The share of Convexly's own published top-50 Polymarket cohort whose realized record cannot be separated from chance at its frozen, FDR-corrected bar. The latest reading (2026-06-09 scan) is 100 percent: 0 of the 35 testable wallets clear the bar, with 15 of 50 too thin to test.
Does a 100 percent Luck Share mean top Polymarket traders have no skill?
No. It means that at these sample sizes the resolved records cannot distinguish skill from chance at the corrected bar. Absence of corrected evidence of skill is not evidence of no skill. The honest limit is the finding: a profit screenshot tells you even less than these tests do.

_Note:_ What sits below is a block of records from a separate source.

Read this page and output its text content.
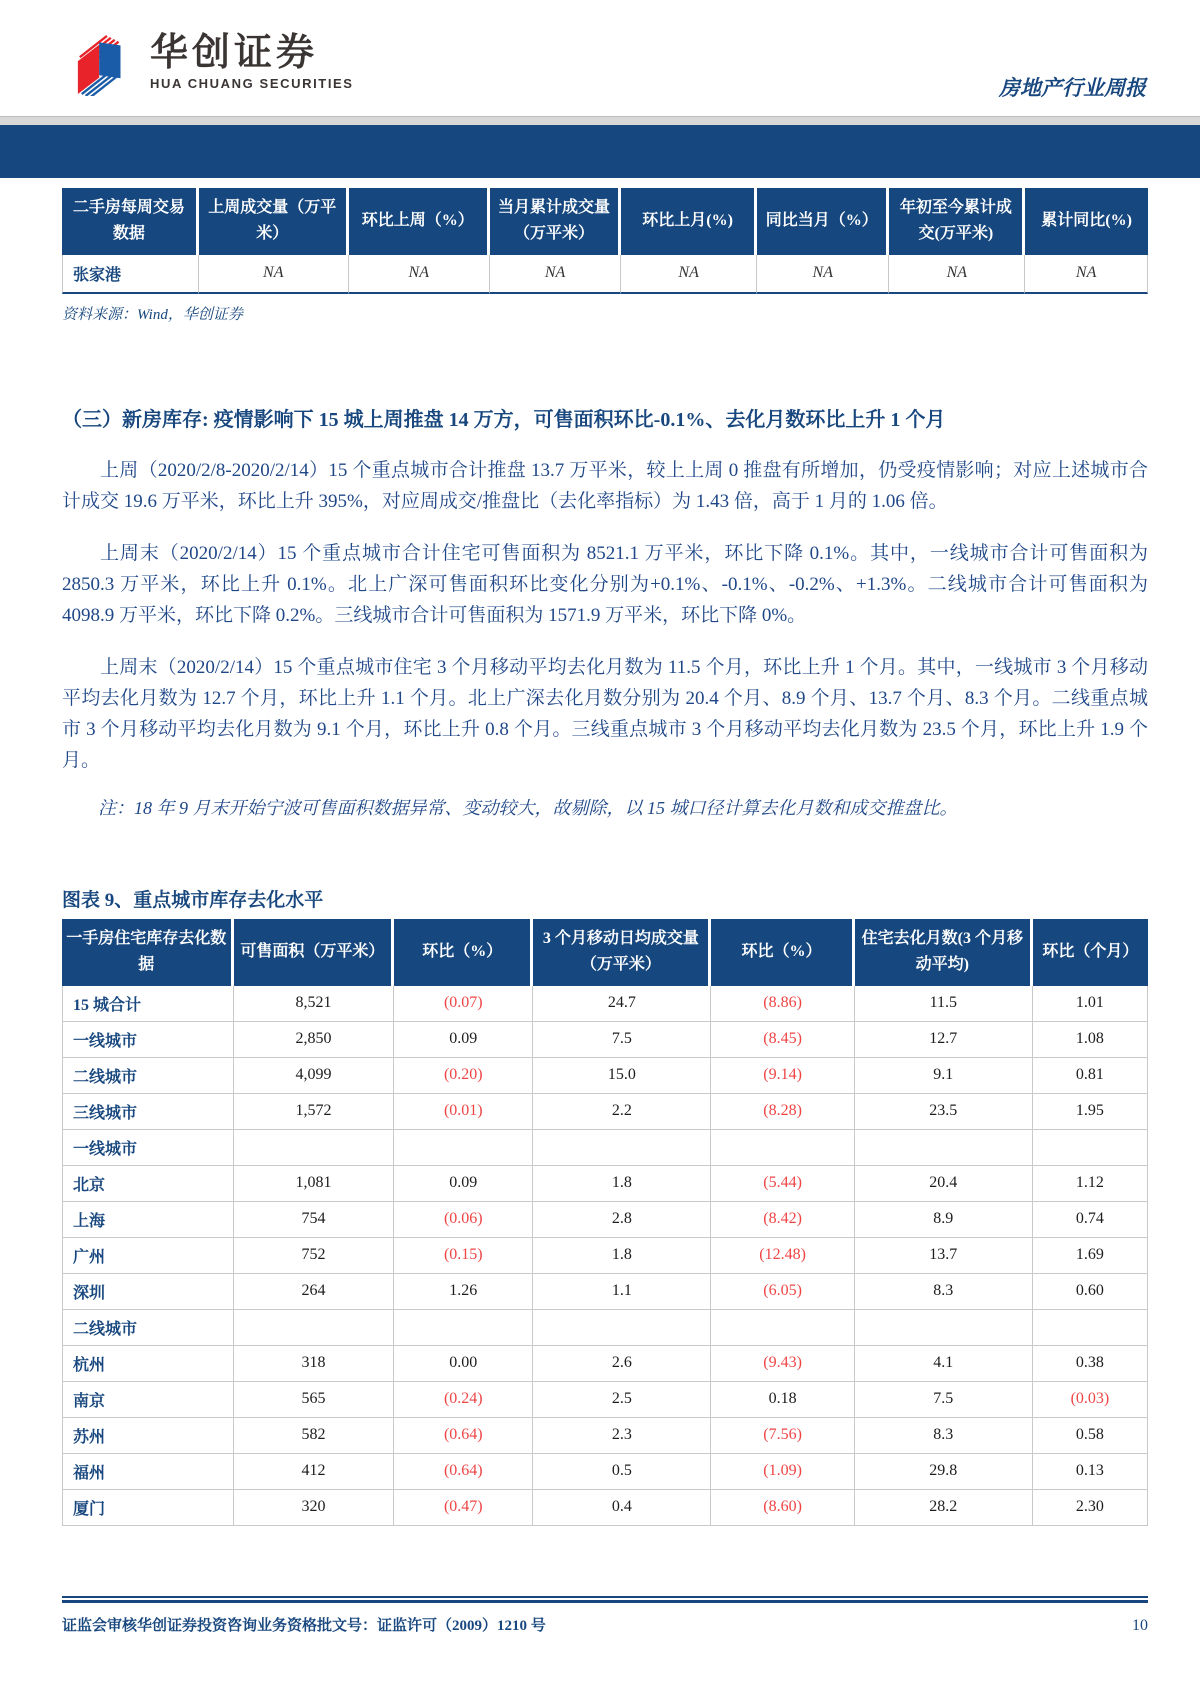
华创证券
HUA CHUANG SECURITIES	房地产行业周报
二手房每周交易数据	上周成交量（万平米）	环比上周（%）	当月累计成交量（万平米）	环比上月(%)	同比当月（%）	年初至今累计成交(万平米)	累计同比(%)
张家港	NA	NA	NA	NA	NA	NA	NA
资料来源：Wind，华创证券
（三）新房库存: 疫情影响下 15 城上周推盘 14 万方，可售面积环比-0.1%、去化月数环比上升 1 个月
上周（2020/2/8-2020/2/14）15 个重点城市合计推盘 13.7 万平米，较上上周 0 推盘有所增加，仍受疫情影响；对应上述城市合计成交 19.6 万平米，环比上升 395%，对应周成交/推盘比（去化率指标）为 1.43 倍，高于 1 月的 1.06 倍。
上周末（2020/2/14）15 个重点城市合计住宅可售面积为 8521.1 万平米，环比下降 0.1%。其中，一线城市合计可售面积为 2850.3 万平米，环比上升 0.1%。北上广深可售面积环比变化分别为+0.1%、-0.1%、-0.2%、+1.3%。二线城市合计可售面积为 4098.9 万平米，环比下降 0.2%。三线城市合计可售面积为 1571.9 万平米，环比下降 0%。
上周末（2020/2/14）15 个重点城市住宅 3 个月移动平均去化月数为 11.5 个月，环比上升 1 个月。其中，一线城市 3 个月移动平均去化月数为 12.7 个月，环比上升 1.1 个月。北上广深去化月数分别为 20.4 个月、8.9 个月、13.7 个月、8.3 个月。二线重点城市 3 个月移动平均去化月数为 9.1 个月，环比上升 0.8 个月。三线重点城市 3 个月移动平均去化月数为 23.5 个月，环比上升 1.9 个月。
注：18 年 9 月末开始宁波可售面积数据异常、变动较大，故剔除，以 15 城口径计算去化月数和成交推盘比。
图表 9、重点城市库存去化水平
一手房住宅库存去化数据	可售面积（万平米）	环比（%）	3 个月移动日均成交量（万平米）	环比（%）	住宅去化月数(3 个月移动平均)	环比（个月）
15 城合计	8,521	(0.07)	24.7	(8.86)	11.5	1.01
一线城市	2,850	0.09	7.5	(8.45)	12.7	1.08
二线城市	4,099	(0.20)	15.0	(9.14)	9.1	0.81
三线城市	1,572	(0.01)	2.2	(8.28)	23.5	1.95
一线城市						
北京	1,081	0.09	1.8	(5.44)	20.4	1.12
上海	754	(0.06)	2.8	(8.42)	8.9	0.74
广州	752	(0.15)	1.8	(12.48)	13.7	1.69
深圳	264	1.26	1.1	(6.05)	8.3	0.60
二线城市						
杭州	318	0.00	2.6	(9.43)	4.1	0.38
南京	565	(0.24)	2.5	0.18	7.5	(0.03)
苏州	582	(0.64)	2.3	(7.56)	8.3	0.58
福州	412	(0.64)	0.5	(1.09)	29.8	0.13
厦门	320	(0.47)	0.4	(8.60)	28.2	2.30
证监会审核华创证券投资咨询业务资格批文号：证监许可（2009）1210 号	10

How is the Luck Share computed?
For each wallet in the published top-50 cohort with at least 30 resolved positions, Convexly computes the realized entry edge (how much more often entries resolved true than the price paid implied) with a bootstrap 95 percent interval and a concentration screen, then applies a Benjamini-Hochberg false-discovery-rate correction across the cohort. The Luck Share is the share of testable wallets that do not clear the corrected bar.
Could the true clear-rate still be high?
The 2026-06-09 reading of 0 cleared out of 35 testable puts a one-sided 95 percent upper bound of about 9 percent on the true clear-rate (rule of three, 3 divided by 35). So the data are consistent with a small share of genuinely separable records, but not with a large one, in this cohort at these sample sizes.
Why publish a number that says your own leaderboard cannot be separated from chance?
Because the alternative is pretending otherwise. Most trackers rank wallets by raw profit and let readers assume profit means skill. Convexly publishes the corrected test result for its own cohort, including when the answer is zero, so that the same bar can be trusted when a record eventually clears it.
Where do the underlying numbers live?
The dated readings and the per-wallet ledger are at /research/luck-share. The full per-wallet scan, with every interval, the concentration screens, and the one uncorrected positive record, is at /research/top50-skill-scan. The two surfaces are built from the same frozen artifact so they can never disagree.